[systemd-devel] Running a service *just* before unmounting filesystems

Hans de Goede hdegoede at redhat.com
Mon Jun 11 15:40:44 UTC 2018


Hi,

On 11-06-18 16:37, Lennart Poettering wrote:
> On Mo, 11.06.18 15:37, Hans de Goede (hdegoede at redhat.com) wrote:
> 
>>> Uurks. Quite frankly, it appears strange to me to delay this for this
>>> long. I mean we reworked most code that delayed worked to shutdown
>>> like this these days to happen as early as possible to make sure we
>>> don't lose state unnecessarily. For example the RTC syncing is
>>> generally done when the RTC is changed instead of synced back during
>>> shutdown. Hence, why not simply write this out when the boot is
>>> successful?
>>
>> There are 2 flags / grub environment variables in play here:
>>
>> boot_success
>> shutdown_success
>>
>> The idea being that we also want to show the grub menu if the
>> system did not shutdown cleanly (or somewhat cleanly given
>> that by the time we know we really have a clean shutdown we
>> can no longer write the grubenv).
> 
> Well, speaking from the receiving end of the bug report hose, I can
> tell you that shutdown hangs are almost exclusively happening way
> after we regularly unmount directories such as /efi or
> /boot. i.e. such hangs happen in the second phase of shutdown where we
> clean-up everything that couldn't be cleaned up during normal unit
> shutdown. (Or in fact even later, after the system returned back into
> the initrd.)
> 
> It am very sure it's not worth trying to maintain a shutdown_sucess
> variable that is determined that early. That's a pointless excercise,
> you won't catch 99% of relevant issues that way...

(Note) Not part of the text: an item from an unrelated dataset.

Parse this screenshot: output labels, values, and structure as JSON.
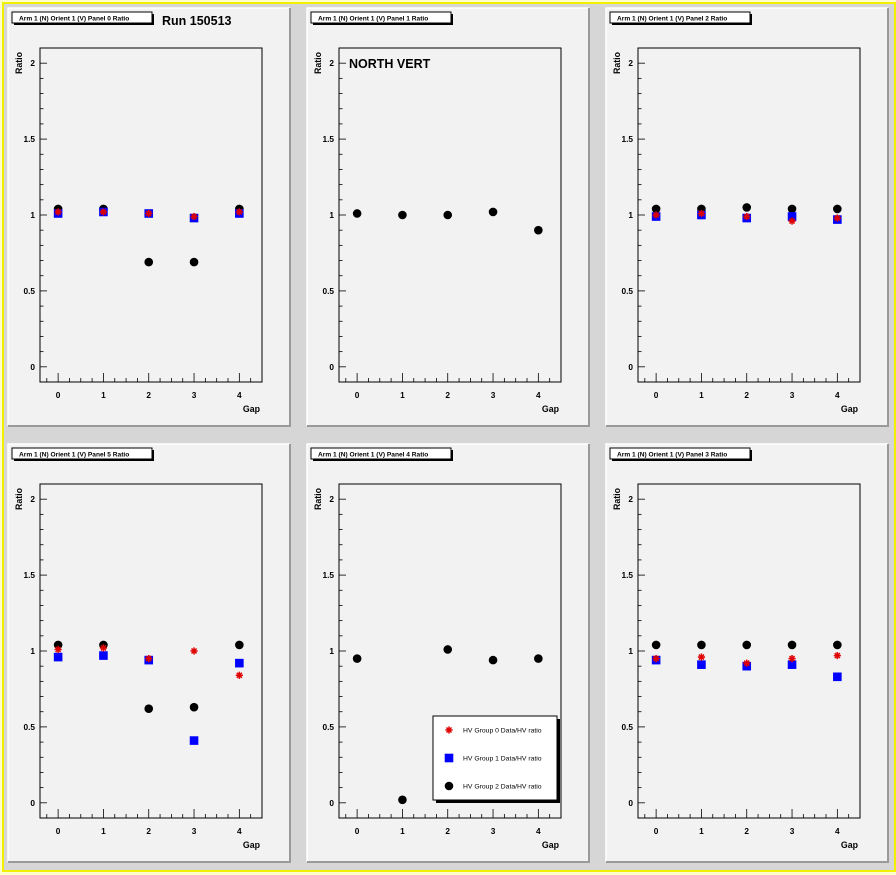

Ok, I had a quick chat with the rest of the laptop team about this
and will just drop the shutdown_success flag.

>> The feedback I've been getting on the fedora-devel list is that
>> people are somewhat worried about not being able to get to the
>> grub menu, so we are being very careful here and err-ing on the
>> side of showing the menu too often, rather then possibly not
>> often enough.
> 
> sd-boot solves that by always showing the menu if any key is pressed
> while sd-boot initializes. This means you can hold down any key you
> like during early boot and the menu is guaranteed to be shown. Why not
> do that in grub, too?

So in grub this is somewhat hard to do "any key" because of its architecture,
but I have written patches as part of the hidden menu effort, which will
show the menu when SHIFT is hold down during boot.

But we also (Fedora 30 timeframe) want to support fastboot, where
we don't check for a keypress at all. The problem is that scanning
the USB bus can take quite long and some firmware skips this if
their "fastboot" option is enabled (typically the default now a days),
but if we then ask for keypress / state info in grub most firmwares (*)
will do the USB scan at that point, causing easily 2-3 seconds extra
boot time.

So we want to get to a setup where we don't check for any key at all
(by default, this will all be configurable).

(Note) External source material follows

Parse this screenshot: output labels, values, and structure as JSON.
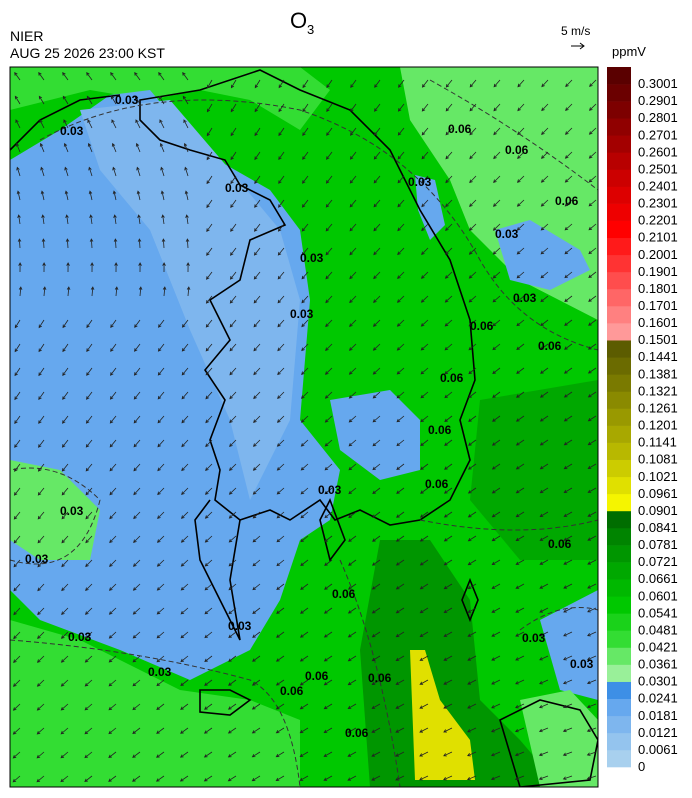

*) Some firmwares are stupid and simply return "no key", so the grub
menu already does not work there now a days

> I mean, if you are looking for a reliable way to get the menu back if
> things are bad, then such a shutdown hook is not going to help you,
> it's not useful to write out shutdown sucess info so early...

Ack.

>>> Note that /boot or /efi is very likely an automount point, (that's at
>>> least how we recommend things to be set up, as this provides the best
>>> guarantees that the ESP remains is a clean state, as it will be very
>>> quickly after the last access, and hence only be in dirty state during
>>> a very short timeframe around accesses), and in that case "right
>>> before unmount" doesn't make much sense in general, as that would be
>>> pretty much all the time (that said, I don't think fedora/Anaconda
>>> makes use automount points for /boot and /esp, or even systemd's
>>> auto-discovery of the ESP currently, they haven't seen the light there
>>> yet, but they really really should)
>>
>> Right Fedora still uses a regular fstab entry for the ESP and changing
>> that is out of scope for what I'm working on.
> 
> Well, but it might be worth supporting such setups anyway, no? i mean,
> I am pretty sure it would be wise to not focus on legacy environments
> when designing new stuff.

Ack.

>>> Hence, my recommendation would be: write a small service that is
>>> pulled in by default.target, but orders itself after it. Then make
>>> your changes from there. i.e. do it as final steps during boot, rather
>>> than delay it to shutdown.
>>
>> See above, currently this is for Fedora Workstation only, and the plan
>> is actually to do set boot_success from the systemd user session
>> (using pkexec with a user on console check to execute a new grub2-set-bootflag
>> binary which only supports changing a limited no env variables),
>> so that we know that the user has actually logged in successfully
>> before setting the flag.
> 
> Are you sure that powering up a system and powering it down
> right-after should trigger the boot menu?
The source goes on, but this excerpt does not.